Kathleen Peddicord has covered the live, retire, and do business overseas beat for more than 30 years and is considered the world's foremost authority on these subjects. She has traveled to more than 75 countries, invested in real estate in 21, established businesses in 7, renovated historic properties in 6, and educated her children in 4.

Kathleen has moved children, staff, enterprises, household goods, and pets across three continents, from the East Coast of the United States to Waterford, Ireland... then to Paris, France... next to Panama City, where she has based her Live and Invest Overseas business. Most recently, Kathleen and her husband Lief Simon are dividing their time between Panama and Paris.

Kathleen was a partner with Agora Publishing’s International Living group for 23 years. In that capacity, she opened her first office overseas, in Waterford, Ireland, where she managed a staff of up to 30 employees for more than 10 years. Kathleen also opened, staffed, and operated International Living publishing and real estate marketing offices in Panama City, Panama; Granada, Nicaragua; Roatan, Honduras; San Miguel de Allende, Mexico; Quito, Ecuador; and Paris, France.

Kathleen moved on from her role with Agora in 2007 and launched her Live and Invest Overseas group in 2008. In the years since, she has built Live and Invest Overseas into a successful, recognized, and respected multi-million-dollar business that employs a staff of 35 in Panama City and dozens of writers and other resources around the world.

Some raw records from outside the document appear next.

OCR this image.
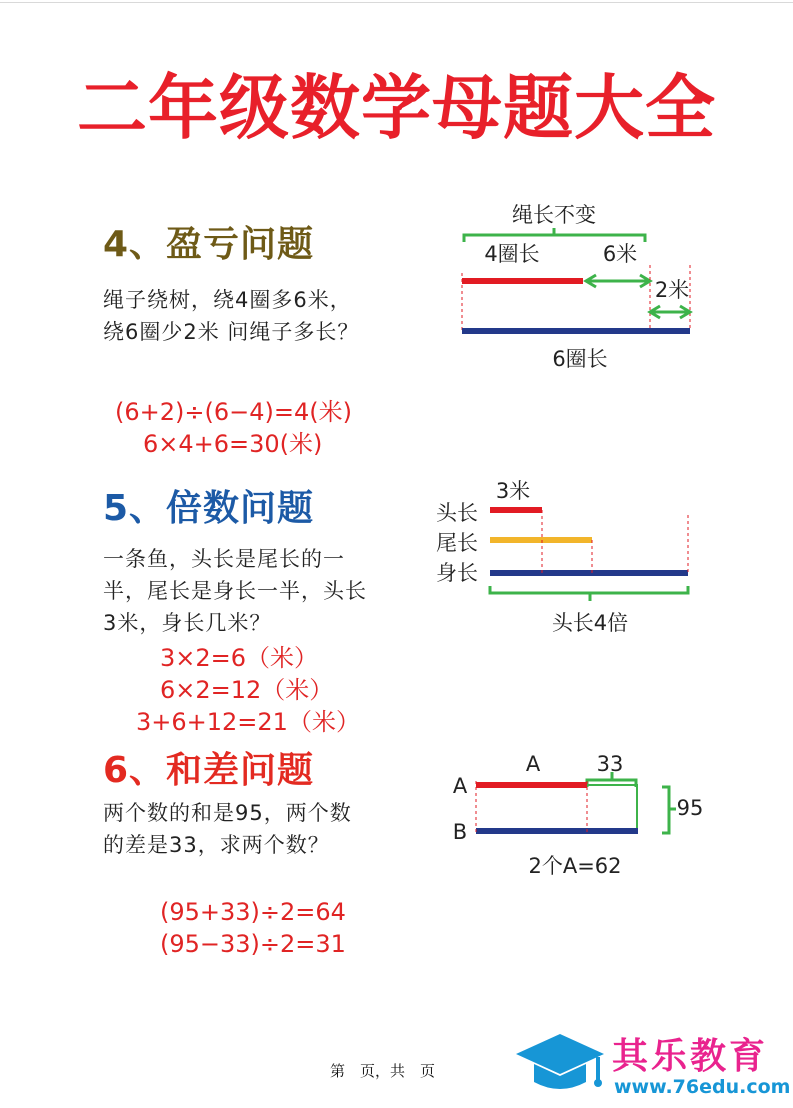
二年级数学母题大全
4、盈亏问题
绳子绕树，绕4圈多6米，绕6圈少2米 问绳子多长？
(6+2)÷(6−4)=4(米)
6×4+6=30(米)
绳长不变
4圈长	6米
2米
6圈长
5、倍数问题
一条鱼，头长是尾长的一半，尾长是身长一半，头长3米，身长几米？
3×2=6（米）
6×2=12（米）
3+6+12=21（米）
3米
头长
尾长
身长
头长4倍
6、和差问题
两个数的和是95，两个数的差是33，求两个数？
(95+33)÷2=64
(95−33)÷2=31
A	33
A
B
95
2个A=62
第　页，共　页	其乐教育
www.76edu.com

Kathleen has been quoted by The New York Times, Money magazine, MSNBC, Yahoo Finance, the AARP, and beyond. She has appeared often on radio and television (including Bloomberg and CNBC) and speaks regularly on topics to do with living, retiring, investing, and doing business around the world.

In addition to her own daily e-letter, the Overseas Opportunity Letter, with a circulation of more than 300,000 readers, Kathleen writes regularly for U.S. News & World Report and Forbes.

Her newest book, "How to Retire Overseas: Everything You Need to Know to Live Well (for Less) Abroad," published by Penguin Random House, is the culmination of decades of personal experience living and investing around the world.